In 1892, a year after the open letter became published, Pope Leo XIII sent Archbishop Francesco Satolli to the United States as papal legate with instructions to review the McGlynn case. An examination was held at the Catholic University of America. With the assurance of four professors at the university that McGlynn's single-tax views were not contrary to Catholic teaching, led Satolli to lift the excommunication on December 23 and reinstate him in the ministry the next day.

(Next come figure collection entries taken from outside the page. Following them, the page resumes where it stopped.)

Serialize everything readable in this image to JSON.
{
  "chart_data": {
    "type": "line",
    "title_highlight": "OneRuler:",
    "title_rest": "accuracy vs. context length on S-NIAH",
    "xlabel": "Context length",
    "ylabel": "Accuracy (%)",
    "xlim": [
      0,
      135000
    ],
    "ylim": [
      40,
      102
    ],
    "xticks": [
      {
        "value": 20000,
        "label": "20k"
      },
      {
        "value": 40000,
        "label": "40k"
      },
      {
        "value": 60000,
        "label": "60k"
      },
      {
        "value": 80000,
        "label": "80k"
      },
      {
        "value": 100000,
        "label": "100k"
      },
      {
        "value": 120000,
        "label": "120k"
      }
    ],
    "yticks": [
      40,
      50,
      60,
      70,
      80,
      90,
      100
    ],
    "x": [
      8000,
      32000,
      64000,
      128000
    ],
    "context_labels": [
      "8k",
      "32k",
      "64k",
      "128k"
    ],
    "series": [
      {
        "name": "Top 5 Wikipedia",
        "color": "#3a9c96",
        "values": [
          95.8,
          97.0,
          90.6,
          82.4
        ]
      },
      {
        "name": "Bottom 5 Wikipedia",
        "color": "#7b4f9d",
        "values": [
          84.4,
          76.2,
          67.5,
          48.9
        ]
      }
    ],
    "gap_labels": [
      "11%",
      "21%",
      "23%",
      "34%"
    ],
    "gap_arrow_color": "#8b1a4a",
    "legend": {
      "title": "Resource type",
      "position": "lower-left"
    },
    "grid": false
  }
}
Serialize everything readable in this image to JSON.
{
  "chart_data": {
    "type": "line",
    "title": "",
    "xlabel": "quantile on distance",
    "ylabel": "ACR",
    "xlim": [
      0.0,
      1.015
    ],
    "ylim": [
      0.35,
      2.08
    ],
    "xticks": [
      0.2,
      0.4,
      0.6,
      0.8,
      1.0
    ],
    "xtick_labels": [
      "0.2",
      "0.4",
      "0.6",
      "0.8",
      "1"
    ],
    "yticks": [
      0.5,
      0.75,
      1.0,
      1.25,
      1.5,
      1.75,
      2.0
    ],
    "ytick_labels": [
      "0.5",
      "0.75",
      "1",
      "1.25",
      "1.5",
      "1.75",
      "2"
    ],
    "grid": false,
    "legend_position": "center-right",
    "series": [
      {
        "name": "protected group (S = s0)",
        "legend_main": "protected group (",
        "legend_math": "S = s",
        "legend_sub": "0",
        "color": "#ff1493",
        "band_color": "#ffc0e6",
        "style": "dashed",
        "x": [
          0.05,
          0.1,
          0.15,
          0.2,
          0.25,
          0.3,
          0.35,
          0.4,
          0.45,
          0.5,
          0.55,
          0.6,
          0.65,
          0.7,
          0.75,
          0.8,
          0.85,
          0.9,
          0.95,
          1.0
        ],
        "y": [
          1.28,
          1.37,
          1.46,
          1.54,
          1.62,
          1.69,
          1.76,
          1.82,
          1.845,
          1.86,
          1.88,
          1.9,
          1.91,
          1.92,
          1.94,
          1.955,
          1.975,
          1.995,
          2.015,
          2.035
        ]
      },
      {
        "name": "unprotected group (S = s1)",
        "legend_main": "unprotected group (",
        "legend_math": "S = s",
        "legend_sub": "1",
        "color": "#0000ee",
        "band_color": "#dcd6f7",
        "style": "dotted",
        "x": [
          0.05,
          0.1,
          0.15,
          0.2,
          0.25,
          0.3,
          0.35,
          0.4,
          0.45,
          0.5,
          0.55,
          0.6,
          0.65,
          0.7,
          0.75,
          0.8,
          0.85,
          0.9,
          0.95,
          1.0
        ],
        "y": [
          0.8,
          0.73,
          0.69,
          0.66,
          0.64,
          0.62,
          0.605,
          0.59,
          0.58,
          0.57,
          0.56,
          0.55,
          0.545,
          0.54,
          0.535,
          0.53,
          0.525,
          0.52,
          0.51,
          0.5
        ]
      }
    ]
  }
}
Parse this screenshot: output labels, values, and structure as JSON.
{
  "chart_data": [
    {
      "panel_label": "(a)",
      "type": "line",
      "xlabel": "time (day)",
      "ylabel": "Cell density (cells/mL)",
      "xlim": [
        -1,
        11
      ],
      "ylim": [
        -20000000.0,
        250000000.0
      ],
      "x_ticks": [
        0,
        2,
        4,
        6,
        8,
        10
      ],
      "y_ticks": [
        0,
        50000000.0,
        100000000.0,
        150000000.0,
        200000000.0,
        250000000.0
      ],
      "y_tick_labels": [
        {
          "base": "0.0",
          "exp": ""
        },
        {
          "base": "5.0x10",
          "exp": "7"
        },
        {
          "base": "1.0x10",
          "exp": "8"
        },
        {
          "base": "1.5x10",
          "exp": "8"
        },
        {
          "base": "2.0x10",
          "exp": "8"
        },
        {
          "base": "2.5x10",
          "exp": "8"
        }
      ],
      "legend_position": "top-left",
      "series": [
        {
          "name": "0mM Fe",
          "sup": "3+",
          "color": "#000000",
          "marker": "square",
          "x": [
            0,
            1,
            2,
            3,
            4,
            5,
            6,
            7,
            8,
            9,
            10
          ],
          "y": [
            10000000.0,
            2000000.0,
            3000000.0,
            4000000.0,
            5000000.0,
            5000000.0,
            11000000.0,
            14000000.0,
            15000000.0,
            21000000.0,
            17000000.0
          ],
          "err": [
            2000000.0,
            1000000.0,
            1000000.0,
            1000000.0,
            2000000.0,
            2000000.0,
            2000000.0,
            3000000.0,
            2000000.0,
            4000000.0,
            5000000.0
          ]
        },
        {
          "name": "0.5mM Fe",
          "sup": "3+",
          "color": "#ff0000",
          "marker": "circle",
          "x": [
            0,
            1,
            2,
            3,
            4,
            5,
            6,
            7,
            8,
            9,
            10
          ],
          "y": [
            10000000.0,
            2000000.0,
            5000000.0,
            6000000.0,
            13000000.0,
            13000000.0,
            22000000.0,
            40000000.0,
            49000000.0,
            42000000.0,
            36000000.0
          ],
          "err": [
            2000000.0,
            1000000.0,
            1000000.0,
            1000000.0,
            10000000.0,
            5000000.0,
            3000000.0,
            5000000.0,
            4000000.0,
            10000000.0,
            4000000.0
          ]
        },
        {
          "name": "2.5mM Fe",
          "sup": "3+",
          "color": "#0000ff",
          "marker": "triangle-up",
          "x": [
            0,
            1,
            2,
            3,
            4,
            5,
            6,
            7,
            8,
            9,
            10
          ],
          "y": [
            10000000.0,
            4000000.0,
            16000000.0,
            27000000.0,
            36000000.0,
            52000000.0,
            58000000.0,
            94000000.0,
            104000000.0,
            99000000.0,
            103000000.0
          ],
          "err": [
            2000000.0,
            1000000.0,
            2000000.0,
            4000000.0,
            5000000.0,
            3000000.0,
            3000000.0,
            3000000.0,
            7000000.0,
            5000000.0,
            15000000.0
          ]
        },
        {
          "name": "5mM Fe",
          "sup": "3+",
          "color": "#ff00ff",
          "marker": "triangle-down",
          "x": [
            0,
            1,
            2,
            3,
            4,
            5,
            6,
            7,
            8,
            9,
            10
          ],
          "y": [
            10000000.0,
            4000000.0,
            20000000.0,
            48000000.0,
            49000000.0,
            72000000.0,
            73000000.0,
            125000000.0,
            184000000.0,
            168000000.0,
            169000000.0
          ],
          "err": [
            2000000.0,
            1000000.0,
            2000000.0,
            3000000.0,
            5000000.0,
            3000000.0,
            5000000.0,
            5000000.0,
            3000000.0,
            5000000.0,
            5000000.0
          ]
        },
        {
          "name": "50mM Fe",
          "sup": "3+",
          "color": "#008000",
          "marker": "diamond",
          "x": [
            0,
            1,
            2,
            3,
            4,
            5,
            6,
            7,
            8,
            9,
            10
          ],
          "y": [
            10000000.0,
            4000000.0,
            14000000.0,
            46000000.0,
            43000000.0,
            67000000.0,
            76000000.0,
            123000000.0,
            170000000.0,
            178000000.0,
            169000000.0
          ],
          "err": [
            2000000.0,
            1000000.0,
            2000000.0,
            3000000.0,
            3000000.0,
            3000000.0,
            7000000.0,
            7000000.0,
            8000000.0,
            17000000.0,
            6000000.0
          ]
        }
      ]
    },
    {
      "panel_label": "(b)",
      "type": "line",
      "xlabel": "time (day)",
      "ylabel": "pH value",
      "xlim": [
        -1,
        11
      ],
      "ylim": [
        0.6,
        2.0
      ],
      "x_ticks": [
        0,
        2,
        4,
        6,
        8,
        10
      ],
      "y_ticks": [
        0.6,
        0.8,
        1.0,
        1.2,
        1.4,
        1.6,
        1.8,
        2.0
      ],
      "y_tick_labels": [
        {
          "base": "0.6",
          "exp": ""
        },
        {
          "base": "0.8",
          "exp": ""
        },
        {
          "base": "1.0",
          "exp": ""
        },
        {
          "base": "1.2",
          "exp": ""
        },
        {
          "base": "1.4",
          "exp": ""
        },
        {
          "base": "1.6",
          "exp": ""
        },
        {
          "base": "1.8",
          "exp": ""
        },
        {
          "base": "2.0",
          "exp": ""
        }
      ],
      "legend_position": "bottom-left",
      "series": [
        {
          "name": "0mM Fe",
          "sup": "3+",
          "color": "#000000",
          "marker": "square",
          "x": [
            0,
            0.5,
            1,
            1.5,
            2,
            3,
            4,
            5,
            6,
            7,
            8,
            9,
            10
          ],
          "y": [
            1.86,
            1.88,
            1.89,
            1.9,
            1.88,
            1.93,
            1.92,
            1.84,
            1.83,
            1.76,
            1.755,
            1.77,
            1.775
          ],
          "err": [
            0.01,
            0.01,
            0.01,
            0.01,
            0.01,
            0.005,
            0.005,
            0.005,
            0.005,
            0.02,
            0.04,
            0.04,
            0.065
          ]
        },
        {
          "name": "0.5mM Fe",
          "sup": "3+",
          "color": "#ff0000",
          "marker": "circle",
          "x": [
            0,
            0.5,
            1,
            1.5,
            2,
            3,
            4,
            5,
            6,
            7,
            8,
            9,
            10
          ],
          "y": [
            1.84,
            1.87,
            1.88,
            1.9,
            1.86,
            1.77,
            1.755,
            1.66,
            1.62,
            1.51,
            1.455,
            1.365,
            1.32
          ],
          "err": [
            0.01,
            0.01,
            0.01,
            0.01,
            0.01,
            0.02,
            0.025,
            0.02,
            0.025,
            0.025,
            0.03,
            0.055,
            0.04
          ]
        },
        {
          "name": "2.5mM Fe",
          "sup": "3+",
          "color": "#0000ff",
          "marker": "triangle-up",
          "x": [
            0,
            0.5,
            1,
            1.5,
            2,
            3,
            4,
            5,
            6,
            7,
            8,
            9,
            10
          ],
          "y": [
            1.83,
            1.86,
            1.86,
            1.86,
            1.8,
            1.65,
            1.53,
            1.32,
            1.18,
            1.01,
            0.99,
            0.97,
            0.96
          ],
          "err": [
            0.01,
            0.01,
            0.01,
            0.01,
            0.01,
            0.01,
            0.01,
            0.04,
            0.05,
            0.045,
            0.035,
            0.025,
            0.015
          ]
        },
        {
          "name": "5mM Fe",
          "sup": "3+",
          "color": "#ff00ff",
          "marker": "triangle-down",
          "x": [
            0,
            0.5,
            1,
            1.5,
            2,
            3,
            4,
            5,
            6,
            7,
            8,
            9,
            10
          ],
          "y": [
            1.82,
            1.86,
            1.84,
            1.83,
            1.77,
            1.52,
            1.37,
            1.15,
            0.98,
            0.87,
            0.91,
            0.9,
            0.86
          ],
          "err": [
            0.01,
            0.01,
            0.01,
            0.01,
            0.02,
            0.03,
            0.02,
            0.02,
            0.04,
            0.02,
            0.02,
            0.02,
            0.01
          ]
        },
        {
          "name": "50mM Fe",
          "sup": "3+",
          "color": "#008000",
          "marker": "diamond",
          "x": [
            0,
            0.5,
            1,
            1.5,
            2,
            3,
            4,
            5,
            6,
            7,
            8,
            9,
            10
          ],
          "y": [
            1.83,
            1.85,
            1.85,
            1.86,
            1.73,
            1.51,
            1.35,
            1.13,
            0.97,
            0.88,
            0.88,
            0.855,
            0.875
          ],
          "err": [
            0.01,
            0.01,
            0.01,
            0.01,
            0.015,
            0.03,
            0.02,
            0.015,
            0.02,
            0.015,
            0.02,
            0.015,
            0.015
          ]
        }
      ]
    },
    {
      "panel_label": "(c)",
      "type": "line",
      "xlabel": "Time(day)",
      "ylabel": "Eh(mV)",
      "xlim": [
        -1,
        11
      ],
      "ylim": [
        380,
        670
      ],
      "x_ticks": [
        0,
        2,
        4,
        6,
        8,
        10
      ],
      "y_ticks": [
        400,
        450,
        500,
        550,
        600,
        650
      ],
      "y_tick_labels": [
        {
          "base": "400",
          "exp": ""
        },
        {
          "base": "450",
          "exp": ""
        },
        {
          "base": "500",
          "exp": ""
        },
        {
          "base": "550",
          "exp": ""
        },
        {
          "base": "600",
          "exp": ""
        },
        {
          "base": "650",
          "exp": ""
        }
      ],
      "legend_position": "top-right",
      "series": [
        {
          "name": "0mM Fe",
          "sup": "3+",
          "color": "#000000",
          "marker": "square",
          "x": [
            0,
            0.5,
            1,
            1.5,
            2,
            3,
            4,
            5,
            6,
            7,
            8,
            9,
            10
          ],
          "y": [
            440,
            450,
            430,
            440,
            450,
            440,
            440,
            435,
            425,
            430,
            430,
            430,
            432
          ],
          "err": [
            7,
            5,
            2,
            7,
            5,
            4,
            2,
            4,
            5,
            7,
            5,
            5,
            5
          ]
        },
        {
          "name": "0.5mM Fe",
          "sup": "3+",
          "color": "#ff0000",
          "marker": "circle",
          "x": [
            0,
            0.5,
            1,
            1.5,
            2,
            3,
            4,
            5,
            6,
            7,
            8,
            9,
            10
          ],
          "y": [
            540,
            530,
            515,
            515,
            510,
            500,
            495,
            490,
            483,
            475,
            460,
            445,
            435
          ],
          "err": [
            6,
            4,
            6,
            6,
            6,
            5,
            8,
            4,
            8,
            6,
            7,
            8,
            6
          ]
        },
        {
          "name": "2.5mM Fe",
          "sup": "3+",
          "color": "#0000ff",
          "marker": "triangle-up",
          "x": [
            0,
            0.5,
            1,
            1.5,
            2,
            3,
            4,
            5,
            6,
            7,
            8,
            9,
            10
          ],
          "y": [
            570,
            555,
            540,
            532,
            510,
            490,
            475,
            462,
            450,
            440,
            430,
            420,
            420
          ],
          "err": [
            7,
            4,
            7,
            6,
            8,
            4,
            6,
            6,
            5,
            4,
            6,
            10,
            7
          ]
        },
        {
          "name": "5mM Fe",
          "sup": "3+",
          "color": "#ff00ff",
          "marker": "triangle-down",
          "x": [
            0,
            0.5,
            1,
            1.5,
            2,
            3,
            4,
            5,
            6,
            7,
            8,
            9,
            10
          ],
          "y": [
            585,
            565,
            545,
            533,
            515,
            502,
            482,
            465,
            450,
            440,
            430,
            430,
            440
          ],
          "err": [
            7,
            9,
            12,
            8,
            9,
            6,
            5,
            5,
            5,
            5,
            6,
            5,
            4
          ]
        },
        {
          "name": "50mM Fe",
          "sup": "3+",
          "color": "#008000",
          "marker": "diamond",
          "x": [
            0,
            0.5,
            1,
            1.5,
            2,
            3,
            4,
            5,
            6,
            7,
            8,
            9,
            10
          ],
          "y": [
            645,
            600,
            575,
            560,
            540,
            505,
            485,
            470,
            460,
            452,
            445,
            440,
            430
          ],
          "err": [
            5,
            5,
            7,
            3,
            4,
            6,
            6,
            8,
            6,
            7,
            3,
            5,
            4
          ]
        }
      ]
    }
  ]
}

The following Summer, McGlynn visited Rome and was cordially received in private audience by the Pope. In his description of this event shortly afterwards, McGlynn reported that the Pope had said to him, "But surely you admit the right of property", and that he had answered in the affirmative as regards "the products of individual industry". Apparently, the Pope was satisfied with this answer.

=== Modern assessments ===
It is not clear whether Pope Leo XIII's 1891 encyclical was a specific response to the growth of the single-tax movement or simply to left-wing politics in general. Georgist economist Mason Gaffney (1923–2020) maintained that Rerum novarum was a reaction to George, citing McGlynn's excommunication from the Catholic Church, while Catholic Georgists such as John Young maintain there was and is no inherent conflict between Georgism and Catholic social teaching. Scholars such as John Pullen of the University of Notre Dame Australia argue that there is only a contradiction between the views of the Catholic Church and those of George at first glance and that they disagreed fundamentally only on their respective principles and polices.